Dell’umanità, ma non di Joel, che probabilmente non pensa neanche troppo alla vita della simpaticissima pietra (suo malgrado) dello scandalo, ma solamente a sé stesso. Non può rinunciare a lei, non si perdonerebbe mai la perdita di sua figlia, un’altra volta a causa del mondo. Purtroppo, quando si fanno scelte di questo tipo si finisce con l’avere vittima e carnefice.

Il finale come punto di snodo

All’epoca il finale di The Last of Us fu un duplice shock. Da una parte costituiva una conclusione che elevava il titolo ad un livello completamente diverso rispetto ai suoi simili videoludici e di genere, dall’altra ci metteva di fronte ad una presa di consapevolezza urlata per tutto il tempo, ma che in fondo non si riusciva a capire a pieno.

Non esiste una parte giusta e una parte sbagliata.

Craig Mazin, il co-creatore dell’adattamento televisivo, ha sottolineato più volte l’importanza di capire questo aspetto, tant’è che nella conversazione tra David (sempre lui) e la Ellie di Bella Ramsey (semplicemente la più brava di tutti nella serie) si sottolinea proprio questo punto: il bene e il male non sono due categorie scindibili, sono parti della stessa cosa, probabilmente in egual misura. Probabilmente il gradiente cambia a seconda dei casi. A volte sono le facce opposte della medesima cosa. Quello che ci raccontiamo serve solamente per giustificare delle azioni che da altri possono essere viste in modo diametralmente opposto.

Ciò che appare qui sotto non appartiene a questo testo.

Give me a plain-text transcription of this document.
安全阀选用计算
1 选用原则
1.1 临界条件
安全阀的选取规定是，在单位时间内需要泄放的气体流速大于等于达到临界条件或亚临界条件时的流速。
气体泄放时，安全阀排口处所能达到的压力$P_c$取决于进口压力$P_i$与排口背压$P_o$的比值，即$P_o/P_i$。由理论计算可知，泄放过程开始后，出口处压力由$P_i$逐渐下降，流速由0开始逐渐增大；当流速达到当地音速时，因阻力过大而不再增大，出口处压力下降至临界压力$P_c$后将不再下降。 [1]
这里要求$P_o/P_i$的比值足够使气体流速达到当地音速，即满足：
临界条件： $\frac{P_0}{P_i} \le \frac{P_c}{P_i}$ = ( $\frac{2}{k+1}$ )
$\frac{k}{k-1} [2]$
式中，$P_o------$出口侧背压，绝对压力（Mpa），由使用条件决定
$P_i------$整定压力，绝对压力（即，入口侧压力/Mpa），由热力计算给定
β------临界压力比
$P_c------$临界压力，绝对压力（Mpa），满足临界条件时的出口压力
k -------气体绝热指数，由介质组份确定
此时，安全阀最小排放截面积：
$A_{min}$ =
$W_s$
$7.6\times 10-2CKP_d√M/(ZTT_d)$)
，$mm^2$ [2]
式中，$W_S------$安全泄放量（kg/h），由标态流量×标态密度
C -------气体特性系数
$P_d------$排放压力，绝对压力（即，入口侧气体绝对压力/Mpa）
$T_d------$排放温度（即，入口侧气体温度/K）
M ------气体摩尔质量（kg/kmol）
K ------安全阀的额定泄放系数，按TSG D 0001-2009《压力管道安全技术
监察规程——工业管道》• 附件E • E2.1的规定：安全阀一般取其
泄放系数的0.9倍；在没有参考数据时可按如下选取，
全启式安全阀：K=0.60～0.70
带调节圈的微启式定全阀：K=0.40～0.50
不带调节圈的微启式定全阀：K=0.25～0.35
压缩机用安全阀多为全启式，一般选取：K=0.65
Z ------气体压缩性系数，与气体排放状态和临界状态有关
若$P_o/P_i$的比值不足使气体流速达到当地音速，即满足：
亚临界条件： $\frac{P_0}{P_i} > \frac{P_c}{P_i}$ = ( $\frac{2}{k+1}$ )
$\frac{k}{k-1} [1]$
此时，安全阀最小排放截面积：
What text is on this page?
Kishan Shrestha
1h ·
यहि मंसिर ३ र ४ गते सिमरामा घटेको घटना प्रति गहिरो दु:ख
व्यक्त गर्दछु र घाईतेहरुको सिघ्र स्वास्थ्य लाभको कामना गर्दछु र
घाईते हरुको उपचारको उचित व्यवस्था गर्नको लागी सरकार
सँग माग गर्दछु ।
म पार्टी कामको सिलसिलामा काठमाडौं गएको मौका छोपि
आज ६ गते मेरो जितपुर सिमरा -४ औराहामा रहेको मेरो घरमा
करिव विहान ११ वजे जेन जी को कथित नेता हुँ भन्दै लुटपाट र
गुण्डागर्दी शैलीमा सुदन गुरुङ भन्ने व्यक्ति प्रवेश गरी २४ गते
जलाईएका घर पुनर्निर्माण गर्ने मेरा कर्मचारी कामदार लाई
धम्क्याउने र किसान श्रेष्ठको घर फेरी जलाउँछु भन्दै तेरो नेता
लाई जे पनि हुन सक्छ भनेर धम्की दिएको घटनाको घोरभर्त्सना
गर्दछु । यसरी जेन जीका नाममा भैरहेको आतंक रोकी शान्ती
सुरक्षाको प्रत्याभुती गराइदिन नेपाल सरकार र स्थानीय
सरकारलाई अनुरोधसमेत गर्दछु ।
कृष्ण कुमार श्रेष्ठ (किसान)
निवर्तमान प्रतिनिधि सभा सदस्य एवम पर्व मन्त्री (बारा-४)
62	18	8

All’epoca il finale di The Last of Us fu un duplice shock.

Bella Ramsey

Senza contare che adesso si sa che ci sarà bisogno di adattare una Parte II e che la storia andrà avanti ancora per almeno un altro paio di stagioni, mentre all’epoca si chiudeva così: sul meraviglioso primo piano di una ragazz(ina) che porta il peso della rovina del mondo sulle spalle senza averne coscienza.

Joel, salvandola, la condanna, per proteggerla (proteggere lui) va oltre non solo ciò che è corretto, ma anche contro ciò lei vorrebbe. E tutto ciò è sbagliato, certo, ma una vocetta dentro di voi non può non assolverlo, non può non dire: “ma cosa vi aspettavate che facesse una persona che ha vissuto quello che ha vissuto?

Questione di punti di vista, questione di esistenze che si intrecciano. La moralità è essa stessa solamente una prospettiva alla fine, lo dicono i concetti di eroe e antieroe classico, che in questo caso vengono notevolmente superati. Perché le persone non sono né l’uno né l’altro, ma sono, esattamente, i due aspetti insieme. E le conseguenze dell’ultimo atto di questo finale lo proveranno.

Questione di punti di vista, questione di esistenze che si intrecciano.

The Last of Us finale

Purtroppo non è possibile parlare a pieno di questo aspetto per via degli spoiler da cui bisogna salvare chi non ha giocato ai videogiochi (l’invito è quello di recuperarli, specialmente se avete amato la serie). Per ora diciamo che l’adattamento di The Last of Us si è dimostrato pienamente all’altezza del compito: parlare al pubblico contemporaneo presentandogli la storia di due personaggi non ascrivibili alle regole tradizionali della letteratura del genere.